Valentin Sinescu

Personal information
- Date of birth: 16 July 1963 (age 61)
- Place of birth: Ploiești, Romania
- Height: 1.78 m (5 ft 10 in)

Senior career*
- Years: Team / Apps / (Gls)
- 1981−1997: Astra Ploiești

Managerial career
- 1997−1999: Astra Ploiești (assistant)
- 1999: Astra Ploiești (caretaker)
- 1999−2001: Astra Ploiești (assistant)
- 2001: Al Shoala (assistant)
- 2002: Conpet Ploiești
- 2002: Tricolorul Breaza
- 2003: Carpați Sinaia
- 2003: Petrolistul Boldești
- 2004: Petrolul Teleajen
- 2004: Gomonth Ploiești (futsal)
- 2005−2010: Astra Ploiești (youth)
- 2010−2012: Astra Ploiești (secretary)
- 2012−2013: Astra Giurgiu
- 2013: CSM Câmpina
- 2013−2014: SCM Pitești
- 2014−2015: Oțelul Galați (assistant)
- 2015: Petrolul Ploiești (assistant)
- 2015: Petrolul Ploiești (caretaker)
- 2015: Petrolul Ploiești (assistant)
- 2015: Unirea Dej
- 2015−2016: Sighetu Marmației
- 2016−2018: Romania U16 (assistant)
- 2018−2021: Romania U19 (assistant)
- 2021: Unirea Alba Iulia

= Valentin Sinescu =

Romanian football manager (born 1963)

Valentin Sinescu (born 16 July 1963) is a Romanian football manager and former footballer. As a footballer, Sinescu played for Astra Ploiești in the lower leagues, during the 1980s and 1990s. In parallel with his football career, Sinescu studied petrochemical engineering and then worked as an engineer at the Ploiești Refinery, hence his nickname, "the engineer".

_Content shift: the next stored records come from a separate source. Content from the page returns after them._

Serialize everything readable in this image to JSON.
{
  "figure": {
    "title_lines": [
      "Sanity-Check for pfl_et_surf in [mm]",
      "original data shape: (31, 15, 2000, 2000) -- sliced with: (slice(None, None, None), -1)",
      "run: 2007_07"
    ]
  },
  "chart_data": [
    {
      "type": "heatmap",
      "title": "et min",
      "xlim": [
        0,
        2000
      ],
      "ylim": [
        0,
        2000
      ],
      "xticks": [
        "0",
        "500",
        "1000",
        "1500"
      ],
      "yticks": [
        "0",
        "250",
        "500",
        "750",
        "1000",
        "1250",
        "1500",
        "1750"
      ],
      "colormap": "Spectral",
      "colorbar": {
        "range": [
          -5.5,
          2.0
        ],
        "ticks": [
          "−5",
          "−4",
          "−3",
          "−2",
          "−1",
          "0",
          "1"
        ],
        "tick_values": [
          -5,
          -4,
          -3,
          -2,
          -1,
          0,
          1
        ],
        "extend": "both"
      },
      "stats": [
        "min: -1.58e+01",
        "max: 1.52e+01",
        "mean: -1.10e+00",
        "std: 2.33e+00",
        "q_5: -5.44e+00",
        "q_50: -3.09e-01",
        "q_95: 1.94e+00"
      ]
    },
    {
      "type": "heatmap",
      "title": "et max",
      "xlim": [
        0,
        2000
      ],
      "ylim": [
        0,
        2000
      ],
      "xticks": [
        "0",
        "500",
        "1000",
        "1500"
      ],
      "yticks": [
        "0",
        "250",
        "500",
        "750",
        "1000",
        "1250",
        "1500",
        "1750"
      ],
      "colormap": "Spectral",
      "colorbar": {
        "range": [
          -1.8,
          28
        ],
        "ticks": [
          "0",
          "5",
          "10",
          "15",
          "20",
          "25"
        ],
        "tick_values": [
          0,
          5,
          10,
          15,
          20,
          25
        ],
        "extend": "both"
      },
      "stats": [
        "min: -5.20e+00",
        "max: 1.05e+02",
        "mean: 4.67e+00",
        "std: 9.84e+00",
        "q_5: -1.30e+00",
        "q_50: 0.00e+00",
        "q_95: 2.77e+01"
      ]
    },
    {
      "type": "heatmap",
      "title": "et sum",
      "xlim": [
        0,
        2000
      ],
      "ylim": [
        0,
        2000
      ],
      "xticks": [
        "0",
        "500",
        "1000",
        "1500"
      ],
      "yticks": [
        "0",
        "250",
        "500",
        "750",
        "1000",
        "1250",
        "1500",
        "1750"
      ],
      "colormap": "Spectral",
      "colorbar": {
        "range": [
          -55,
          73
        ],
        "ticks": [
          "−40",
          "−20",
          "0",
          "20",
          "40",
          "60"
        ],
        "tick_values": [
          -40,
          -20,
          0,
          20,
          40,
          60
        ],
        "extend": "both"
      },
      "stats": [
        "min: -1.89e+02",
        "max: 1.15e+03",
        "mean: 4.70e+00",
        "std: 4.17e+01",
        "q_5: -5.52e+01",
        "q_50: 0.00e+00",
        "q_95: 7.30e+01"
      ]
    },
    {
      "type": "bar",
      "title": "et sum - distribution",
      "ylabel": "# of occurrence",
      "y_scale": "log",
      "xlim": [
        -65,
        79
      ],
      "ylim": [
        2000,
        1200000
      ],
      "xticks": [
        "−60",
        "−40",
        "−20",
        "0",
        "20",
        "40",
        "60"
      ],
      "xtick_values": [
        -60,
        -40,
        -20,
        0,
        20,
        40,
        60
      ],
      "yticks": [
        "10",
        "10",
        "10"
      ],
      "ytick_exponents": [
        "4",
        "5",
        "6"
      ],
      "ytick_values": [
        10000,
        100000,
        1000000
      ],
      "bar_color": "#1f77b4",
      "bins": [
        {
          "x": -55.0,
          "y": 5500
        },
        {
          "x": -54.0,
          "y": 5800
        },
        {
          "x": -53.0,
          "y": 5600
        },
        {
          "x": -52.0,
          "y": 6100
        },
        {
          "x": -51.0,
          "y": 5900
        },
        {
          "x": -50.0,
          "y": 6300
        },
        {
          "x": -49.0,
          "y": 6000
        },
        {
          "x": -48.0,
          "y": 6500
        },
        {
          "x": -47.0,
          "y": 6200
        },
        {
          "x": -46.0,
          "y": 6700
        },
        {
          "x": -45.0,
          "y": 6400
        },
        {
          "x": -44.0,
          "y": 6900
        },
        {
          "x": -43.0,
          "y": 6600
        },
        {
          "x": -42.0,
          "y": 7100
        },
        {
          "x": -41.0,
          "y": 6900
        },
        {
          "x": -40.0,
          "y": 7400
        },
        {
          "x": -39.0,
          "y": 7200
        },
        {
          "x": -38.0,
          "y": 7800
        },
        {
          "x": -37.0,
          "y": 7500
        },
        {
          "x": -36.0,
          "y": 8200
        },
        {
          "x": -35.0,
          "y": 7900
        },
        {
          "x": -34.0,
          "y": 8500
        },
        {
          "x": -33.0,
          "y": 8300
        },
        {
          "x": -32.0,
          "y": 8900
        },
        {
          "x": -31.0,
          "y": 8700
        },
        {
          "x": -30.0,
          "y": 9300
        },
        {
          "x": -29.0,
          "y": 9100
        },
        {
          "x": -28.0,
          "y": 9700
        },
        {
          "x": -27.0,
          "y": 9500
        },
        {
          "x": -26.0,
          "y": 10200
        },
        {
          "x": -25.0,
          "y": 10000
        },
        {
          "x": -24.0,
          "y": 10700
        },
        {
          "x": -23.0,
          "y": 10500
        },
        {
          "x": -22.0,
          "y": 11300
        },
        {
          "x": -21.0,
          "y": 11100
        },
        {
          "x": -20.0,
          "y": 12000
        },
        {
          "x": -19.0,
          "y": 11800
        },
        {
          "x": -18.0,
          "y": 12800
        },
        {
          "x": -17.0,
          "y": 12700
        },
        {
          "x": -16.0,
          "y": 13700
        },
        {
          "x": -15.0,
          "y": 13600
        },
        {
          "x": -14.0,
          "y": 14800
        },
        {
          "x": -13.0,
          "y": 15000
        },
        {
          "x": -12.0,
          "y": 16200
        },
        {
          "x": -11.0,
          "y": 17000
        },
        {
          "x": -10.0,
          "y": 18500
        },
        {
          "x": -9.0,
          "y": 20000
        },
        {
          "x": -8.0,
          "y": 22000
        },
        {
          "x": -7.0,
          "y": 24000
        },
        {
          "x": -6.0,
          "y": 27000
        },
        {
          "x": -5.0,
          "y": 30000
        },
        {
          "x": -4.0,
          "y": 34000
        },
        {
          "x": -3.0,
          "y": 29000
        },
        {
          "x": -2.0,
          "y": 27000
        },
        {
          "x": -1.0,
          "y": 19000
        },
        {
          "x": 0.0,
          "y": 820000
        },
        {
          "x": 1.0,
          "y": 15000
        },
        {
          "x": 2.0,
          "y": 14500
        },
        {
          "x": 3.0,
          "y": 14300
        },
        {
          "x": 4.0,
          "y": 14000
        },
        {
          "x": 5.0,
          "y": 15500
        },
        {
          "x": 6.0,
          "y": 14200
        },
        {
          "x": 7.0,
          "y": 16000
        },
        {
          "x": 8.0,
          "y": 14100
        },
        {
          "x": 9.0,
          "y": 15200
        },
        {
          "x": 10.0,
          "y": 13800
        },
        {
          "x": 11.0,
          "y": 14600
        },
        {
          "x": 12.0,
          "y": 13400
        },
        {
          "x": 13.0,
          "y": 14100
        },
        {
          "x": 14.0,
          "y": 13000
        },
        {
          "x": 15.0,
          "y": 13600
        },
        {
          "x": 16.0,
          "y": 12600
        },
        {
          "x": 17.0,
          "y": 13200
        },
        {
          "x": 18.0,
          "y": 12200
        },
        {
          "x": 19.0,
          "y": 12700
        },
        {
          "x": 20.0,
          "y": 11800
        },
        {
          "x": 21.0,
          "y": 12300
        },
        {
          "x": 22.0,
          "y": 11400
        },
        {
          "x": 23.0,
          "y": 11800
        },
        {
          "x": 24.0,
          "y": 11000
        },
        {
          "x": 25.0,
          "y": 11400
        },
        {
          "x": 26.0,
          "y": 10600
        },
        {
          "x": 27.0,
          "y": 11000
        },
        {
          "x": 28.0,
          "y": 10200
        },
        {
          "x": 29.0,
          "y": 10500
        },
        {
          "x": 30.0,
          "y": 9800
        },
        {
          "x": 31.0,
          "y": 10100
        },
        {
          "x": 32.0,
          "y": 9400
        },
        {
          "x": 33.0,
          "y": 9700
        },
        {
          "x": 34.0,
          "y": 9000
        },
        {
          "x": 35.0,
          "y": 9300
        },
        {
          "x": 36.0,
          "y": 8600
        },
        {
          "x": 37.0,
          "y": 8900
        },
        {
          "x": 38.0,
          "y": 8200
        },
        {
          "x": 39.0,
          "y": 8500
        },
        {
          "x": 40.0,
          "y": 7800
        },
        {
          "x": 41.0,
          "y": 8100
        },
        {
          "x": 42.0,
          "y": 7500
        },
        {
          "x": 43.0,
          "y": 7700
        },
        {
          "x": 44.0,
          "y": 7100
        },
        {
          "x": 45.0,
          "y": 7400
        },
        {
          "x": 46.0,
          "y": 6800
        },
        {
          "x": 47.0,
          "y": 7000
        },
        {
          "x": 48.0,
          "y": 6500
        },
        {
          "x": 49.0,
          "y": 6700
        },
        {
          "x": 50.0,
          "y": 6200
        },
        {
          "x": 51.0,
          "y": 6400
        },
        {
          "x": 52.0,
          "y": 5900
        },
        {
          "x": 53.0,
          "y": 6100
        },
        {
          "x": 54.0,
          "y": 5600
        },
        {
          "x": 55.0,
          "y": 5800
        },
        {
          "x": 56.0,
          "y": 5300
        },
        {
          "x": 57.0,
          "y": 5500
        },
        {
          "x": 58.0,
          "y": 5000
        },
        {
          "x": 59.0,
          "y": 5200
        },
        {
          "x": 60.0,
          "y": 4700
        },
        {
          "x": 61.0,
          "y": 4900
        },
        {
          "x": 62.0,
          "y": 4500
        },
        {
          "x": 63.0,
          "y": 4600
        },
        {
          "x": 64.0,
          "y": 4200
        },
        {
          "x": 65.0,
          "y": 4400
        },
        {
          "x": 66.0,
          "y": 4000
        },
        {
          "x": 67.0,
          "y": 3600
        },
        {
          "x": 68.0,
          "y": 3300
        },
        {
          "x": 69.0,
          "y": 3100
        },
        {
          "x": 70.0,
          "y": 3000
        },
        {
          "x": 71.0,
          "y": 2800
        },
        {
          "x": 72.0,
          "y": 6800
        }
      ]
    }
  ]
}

Since 1997, he started to work as an assistant manager for Astra Ploiești, club for which he was also a caretaker manager, secretary, translator, youth coach and manager in the next 15 years. Sinescu made its debut in the Liga I as a manager in 1999, when for a short period was the caretaker manager of "The Black Devils", then in 2012 he also debuted as a (full) manager in the top-flight, for the same club. Sinescu also worked for teams such as FC Argeș Pitești, Oțelul Galați, Petrolul Ploiești or Unirea Dej, among others.

Valentin Sinescu is well known in the Romanian football for his elevated speech and for the fact that he also speaks several foreign languages fluently. These qualities recommended him for a job as a professor at the Football Managers School of the Romanian Football Federation, but also gave him two new nicknames "the philosopher" or "the professor".